2018'de seçim mi var?

CHP'nin "erken seçim yapalım" çağrısına "kesinlikle böyle bir gündemimiz yok" dediklerine bakmayın. Aslında saray toplantılarında mesele konuşuluyormuş. Meğer AKP, 15 Temmuz 2018'de mahalli idareler seçimi için hazırlık yapıyormuş.

Ancak bir sorunları varmış.

Neymiş bu sorun.

Anayasa değişikliği gerekiyormuş.

"E, kolayı var demişler. MHP desteği ile o sorun aşılır."

Durum bu.

Biliyorsunuz, eskiden haberleri, gazete manşetlerinden öğrenirdik. Şimdi gazete köşelerinden öğreniyoruz.

O gazete köşesi, meseleyi böyle anlatıyor. Ne derece doğru tabii onu bilmiyoruz. Ancak bu köşe, saray-halk arasında bir köprü gibi çalışıyor. Dolayısı ile oradan aldıklarını halka ulaştırmaktadır.

Demek ki haklılık payı var.

Öyle ise?

15 Temmuz 2018'e hazır olun.

Yeni anayasa değişikliğine de.

Peki, buna neden gerek duyuluyor?

Seçimler zamanında yapılsa olmuyor mu?

Olmuyor.

Çünkü hâl ve gidiş iyi değil.

Hak ve özgürlüklerde ileriye değil geriye giden bir Türkiye yaratıldı. Adalete güven yerini güvensizliğe bıraktı.

Başka?

Ülkenin millî çıkarlarına önemli etkisi olan, dış politikada yandaş basının şişirmelerinin ötesinde gerçek bir sıkışma söz konusu. Bir taraftan millî bir başkaldırı ve diklenme varken, öte yandan kayıplar aldı başını gidiyor. Hem Irak'ta hem de Suriye'de başarılı gibi görülen politika, 1990'lardaki kazanımların çok gerisinde. 15 yıl boyunca izlenen politikanın ağır sonuçları, Mehmetçiğin, sınır ötesine gönderilmesi ile sonuçlandı. Suriye sınır güvenliğini kayıp ettik.

Ekonomi acil kurtarma sinyalleri veriyor.

Ekonomide yapay bir şişirme bir büyüme oranı var. Onun ötesinde Avrupa'daki iyileşmeye paralel olarak gelişen ihracat dışında bütün göstergeler olumsuzluk sinyalleri veriyor.

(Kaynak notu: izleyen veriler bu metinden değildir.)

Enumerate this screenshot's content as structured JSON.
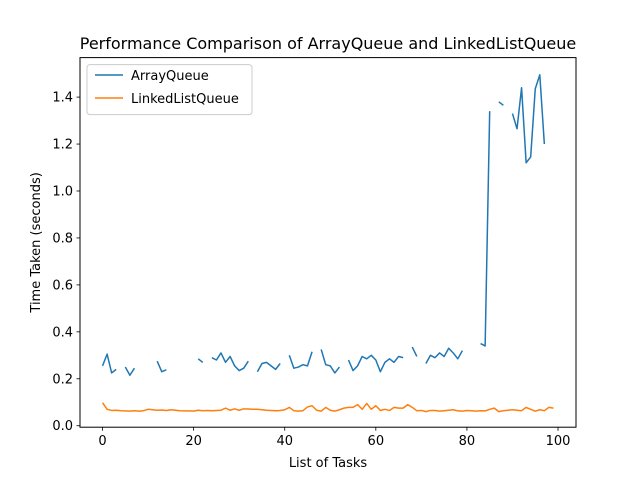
{
  "chart_data": {
    "type": "line",
    "title": "Performance Comparison of ArrayQueue and LinkedListQueue",
    "xlabel": "List of Tasks",
    "ylabel": "Time Taken (seconds)",
    "xlim": [
      -4.95,
      103.95
    ],
    "ylim": [
      -0.0063,
      1.5683
    ],
    "x_ticks": [
      0,
      20,
      40,
      60,
      80,
      100
    ],
    "x_tick_labels": [
      "0",
      "20",
      "40",
      "60",
      "80",
      "100"
    ],
    "y_ticks": [
      0.0,
      0.2,
      0.4,
      0.6,
      0.8,
      1.0,
      1.2,
      1.4
    ],
    "y_tick_labels": [
      "0.0",
      "0.2",
      "0.4",
      "0.6",
      "0.8",
      "1.0",
      "1.2",
      "1.4"
    ],
    "grid": false,
    "legend_position": "top-left",
    "x": [
      0,
      1,
      2,
      3,
      4,
      5,
      6,
      7,
      8,
      9,
      10,
      11,
      12,
      13,
      14,
      15,
      16,
      17,
      18,
      19,
      20,
      21,
      22,
      23,
      24,
      25,
      26,
      27,
      28,
      29,
      30,
      31,
      32,
      33,
      34,
      35,
      36,
      37,
      38,
      39,
      40,
      41,
      42,
      43,
      44,
      45,
      46,
      47,
      48,
      49,
      50,
      51,
      52,
      53,
      54,
      55,
      56,
      57,
      58,
      59,
      60,
      61,
      62,
      63,
      64,
      65,
      66,
      67,
      68,
      69,
      70,
      71,
      72,
      73,
      74,
      75,
      76,
      77,
      78,
      79,
      80,
      81,
      82,
      83,
      84,
      85,
      86,
      87,
      88,
      89,
      90,
      91,
      92,
      93,
      94,
      95,
      96,
      97,
      98,
      99
    ],
    "series": [
      {
        "name": "ArrayQueue",
        "color": "#1f77b4",
        "values": [
          0.255,
          0.305,
          0.225,
          0.24,
          null,
          0.25,
          0.215,
          0.245,
          null,
          null,
          null,
          null,
          0.275,
          0.23,
          0.238,
          null,
          null,
          null,
          null,
          null,
          null,
          0.285,
          0.27,
          null,
          0.29,
          0.28,
          0.31,
          0.27,
          0.295,
          0.255,
          0.235,
          0.245,
          0.275,
          null,
          0.23,
          0.265,
          0.27,
          0.255,
          0.24,
          0.265,
          null,
          0.3,
          0.245,
          0.25,
          0.26,
          0.255,
          0.315,
          null,
          0.325,
          0.26,
          0.255,
          0.225,
          0.25,
          null,
          0.28,
          0.235,
          0.255,
          0.295,
          0.285,
          0.3,
          0.28,
          0.23,
          0.27,
          0.285,
          0.27,
          0.295,
          0.29,
          null,
          0.335,
          0.295,
          null,
          0.265,
          0.3,
          0.29,
          0.31,
          0.295,
          0.33,
          0.31,
          0.285,
          0.32,
          null,
          null,
          null,
          0.35,
          0.34,
          1.34,
          null,
          1.38,
          1.365,
          null,
          1.33,
          1.265,
          1.44,
          1.12,
          1.145,
          1.435,
          1.495,
          1.2,
          null,
          null
        ]
      },
      {
        "name": "LinkedListQueue",
        "color": "#ff7f0e",
        "values": [
          0.098,
          0.07,
          0.065,
          0.066,
          0.064,
          0.063,
          0.062,
          0.064,
          0.062,
          0.064,
          0.07,
          0.068,
          0.066,
          0.067,
          0.065,
          0.068,
          0.066,
          0.064,
          0.063,
          0.063,
          0.062,
          0.066,
          0.064,
          0.065,
          0.064,
          0.065,
          0.066,
          0.075,
          0.066,
          0.072,
          0.066,
          0.072,
          0.071,
          0.07,
          0.07,
          0.068,
          0.066,
          0.065,
          0.064,
          0.065,
          0.068,
          0.078,
          0.064,
          0.062,
          0.064,
          0.08,
          0.085,
          0.066,
          0.062,
          0.078,
          0.066,
          0.062,
          0.068,
          0.075,
          0.078,
          0.078,
          0.09,
          0.07,
          0.095,
          0.07,
          0.085,
          0.065,
          0.07,
          0.065,
          0.078,
          0.075,
          0.075,
          0.09,
          0.078,
          0.064,
          0.065,
          0.06,
          0.065,
          0.065,
          0.062,
          0.064,
          0.066,
          0.068,
          0.063,
          0.062,
          0.065,
          0.064,
          0.062,
          0.064,
          0.063,
          0.07,
          0.075,
          0.06,
          0.064,
          0.066,
          0.068,
          0.066,
          0.064,
          0.078,
          0.07,
          0.062,
          0.068,
          0.064,
          0.078,
          0.075
        ]
      }
    ]
  }
}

Bu durumda manzara hoş değil.

Gelecek ise kaygı verici.

E, ne olacak bu durumda?

İktidarı tekrar elde tutmak için ister istemez çıkış kapıları aranacak.

İşte bunu yapıyorlar.

Dolayısı ile de bir kısım belediye başkanlarını görevden alıp, halkı, yeni duruma hazırlamak istiyorlar. Böylece aynı zamanda gündemi özele yönlendirmiş oluyorlar.

"Biz başarısızlık getirenleri temizledik. Arındık. Kendimizi yeniden gözden geçirdik. Hatalarımızı gördük ve düzeltecek önlemleri aldık" demek istiyorlar.

Eğer Temmuz 2018'de anayasanın ilgili maddelerini değiştirip bir erken seçim yapacaklarsa, bunun en temel sebebi, iç ve dış politika ile ekonomideki darboğaza girmemizdir.

Hiç şüphesiz Türkiye'nin darboğaza girmesinin nedenlerini yaratanlar da kendileridir.

Ne diyorlar?

Yanıldık.

Aldatıldık.

İstanbul'a ihanet ettik.

Hata yaptık...

Dolayısı ile de içinde bulunduğumuz durumu yarattılar. Peki, şimdi ne yapacaklar?

Şehir merkezlerine yönelecekler. Burada başkanlık büroları açacaklar. Böylece halkın ayağına geldiklerini söyleyecekler. Ve aynı zamanda şehir merkezlerinde istifa edan başkanların yerine gelenler, önemli küçük hizmetler yapacak. Bunların açılışlarına yöneleceğiz.

İyileştirme çalışmalarını medya aracılığı ile zirveye taşıyacaklar.

Çünkü yerel yönetimleri kazandıklarında genel seçimi kazanacaklarına inanıyorlar.

Ekonomide ise, şişirme bir büyüme oranı ile Avrupa'daki ekonomik iyileşmeye paralel gelişen ihracat dışında bütün göstergeler olumsuz seyrediyor. Dolayısıyla gündemin büyük meselelerden uzaklaşıp 'yerele' indirgenmesinde hükümet açısından büyük yarar var.